1. Field of the Invention
The present invention relates to a method to combining a quantum authentication procedure with quantum key distribution protocol, and more particularly, to a user-authentication method for being suitable for a photon transmission based BB84 protocol and guaranteeing the unconditional security of the BB84 protocol.
2. Description of the Related Art
C. H. Bennett and G. Brassard devised BB84 quantum key distribution (hereinafter, referred to as QKD) protocol in 1984, and the quantum cryptography field has rapidly developed in the past 20 years. A core of a QKD protocol generates and shares a secret key for cryptography communication via a published communication channel by two users that are far away from each other and establishes the unconditional security for the shared secret key.

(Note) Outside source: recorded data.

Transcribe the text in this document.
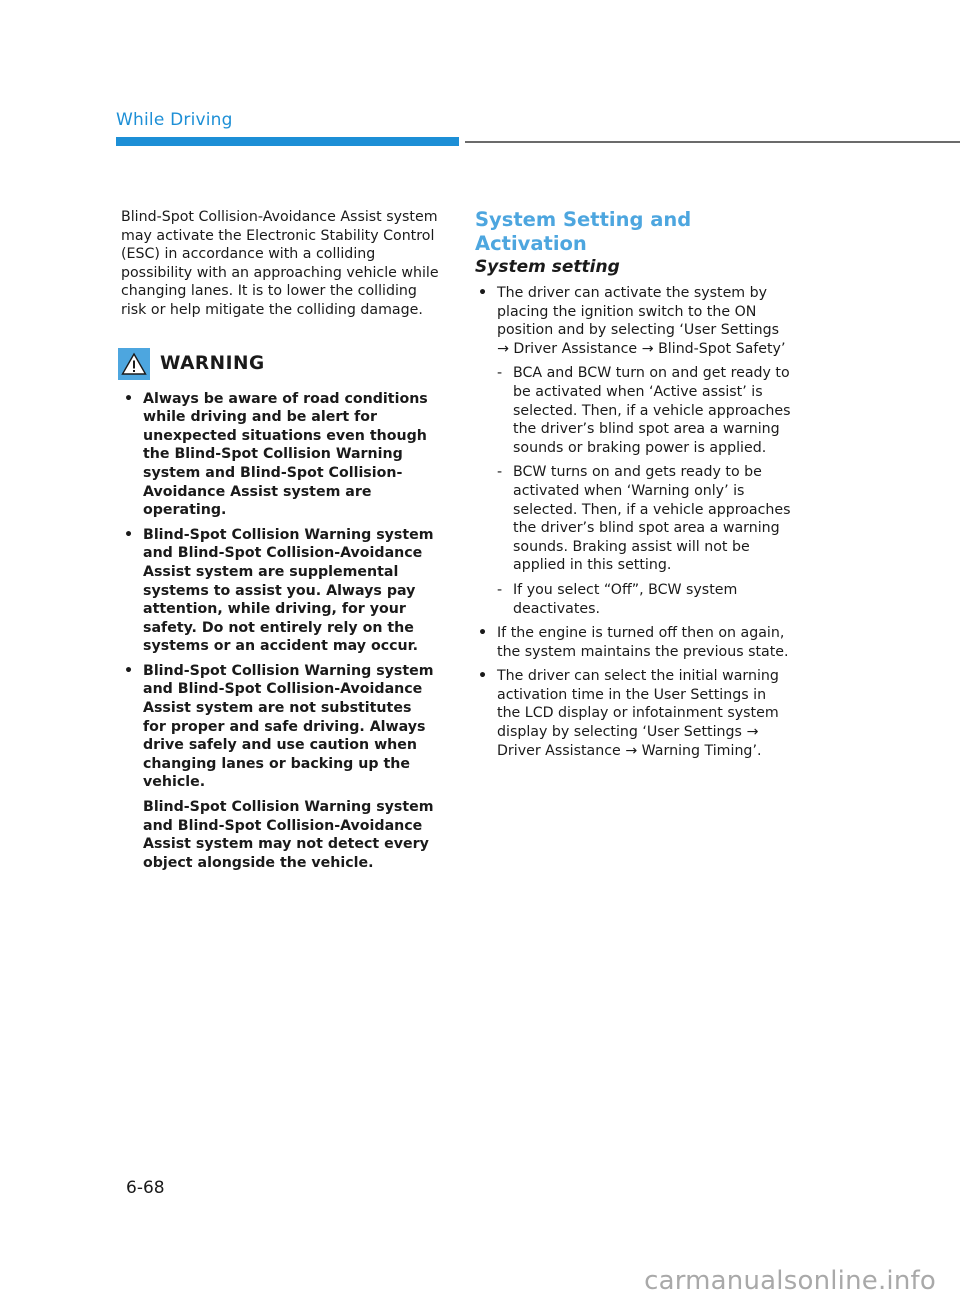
While Driving

Blind-Spot Collision-Avoidance Assist system may activate the Electronic Stability Control (ESC) in accordance with a colliding possibility with an approaching vehicle while changing lanes. It is to lower the colliding risk or help mitigate the colliding damage.

WARNING
• Always be aware of road conditions while driving and be alert for unexpected situations even though the Blind-Spot Collision Warning system and Blind-Spot Collision-Avoidance Assist system are operating.
• Blind-Spot Collision Warning system and Blind-Spot Collision-Avoidance Assist system are supplemental systems to assist you. Always pay attention, while driving, for your safety. Do not entirely rely on the systems or an accident may occur.
• Blind-Spot Collision Warning system and Blind-Spot Collision-Avoidance Assist system are not substitutes for proper and safe driving. Always drive safely and use caution when changing lanes or backing up the vehicle.
Blind-Spot Collision Warning system and Blind-Spot Collision-Avoidance Assist system may not detect every object alongside the vehicle.
System Setting and Activation
System setting
• The driver can activate the system by placing the ignition switch to the ON position and by selecting ‘User Settings → Driver Assistance → Blind-Spot Safety’
- BCA and BCW turn on and get ready to be activated when ‘Active assist’ is selected. Then, if a vehicle approaches the driver’s blind spot area a warning sounds or braking power is applied.
- BCW turns on and gets ready to be activated when ‘Warning only’ is selected. Then, if a vehicle approaches the driver’s blind spot area a warning sounds. Braking assist will not be applied in this setting.
- If you select “Off”, BCW system deactivates.
• If the engine is turned off then on again, the system maintains the previous state.
• The driver can select the initial warning activation time in the User Settings in the LCD display or infotainment system display by selecting ‘User Settings → Driver Assistance → Warning Timing’.
6-68
carmanualsonline.info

The existing cryptography system implements a secure key distribution protocol by using an asymmetrical key cryptography system but the security of the existing cryptography system has a limitation in securing only computational security due to mathematical complexity.
P. Shor published a specialized quantum algorithm that can solve prime factorization in polynomial time by using quantum fourier transformation, which verifies that the most widely used RSA cryptography system is theoretically not safe. The serial results highlighted the importance of the quantum cryptography. In particular, the fact that the QKD protocol can share the secret key while still providing unconditional security at 140 km or more via a free space and an optical fiber has been theoretically and experimentally verified. Further, the practical examples of the QKD protocol used for various applications such as electronic voting, commercial transaction between banks, military secret communication, etc., have been reported.
However, the main problem of the QKD protocol is that it cannot prevent the man-in-the-middle attack, especially when the authentication procedure for confirming the identity of the user participating in the key distribution protocol is not coupled with the QKD protocol. In this case, the attacker makes it possible to share a secret key with the rightful users, thereby concealing his/her identity from rightful users. The rightful users think that the secret key is shared with another rightful user and uses the secret key in the cipher text. Therefore, the attacker decrypts all communications transmitted between the rightful users hereinafter.
The quantum authentication scheme known up to now is largely classified into two schemes according to a kind of secret key that is previously shared by the users. One scheme previously shares a quantum entangled state and then, is used as a safe quantum channel itself. The other scheme uses a previously shared bit string as an authentication key to authenticate the user, similar to the existing cryptography. The assumption that the quantum entangled state is shared means that it does not allow the communication channels between the users to be interrupted from the entire external environment. Actually, since the communication channel is the intangible channel, there is no need to consider the possibility vulnerable to attack from the outside. However, this scheme necessarily demands that the quantum memory is capable of preserving the quantum entangled state for a long time and the quantum computation for error correction, but the possibility to actually implement the above will not happen in near future.
As a result, the photon transmission-based quantum authentication scheme is considered to be more practical. In this scheme, when the key is repeatedly used, it is difficult to maintain the security consecutively. Therefore, a scheme generally implemented is one that continuously replaces the secret key through QKD protocol. In this case, the method capable of organically coupling the user authentication scheme with the QKD protocol should be considered.
The current commercialized QKD protocol uses the existing authentication scheme and the security depends on the symmetrical key exchange by QKD protocol and the universality of hash functions. However, the length key string for authentication is entirely determined by the amount of transmitted classical messages. Therefore, it is important to reduce the length of required key string, because the amount of key generated by QKD protocol is very limited at a long distance.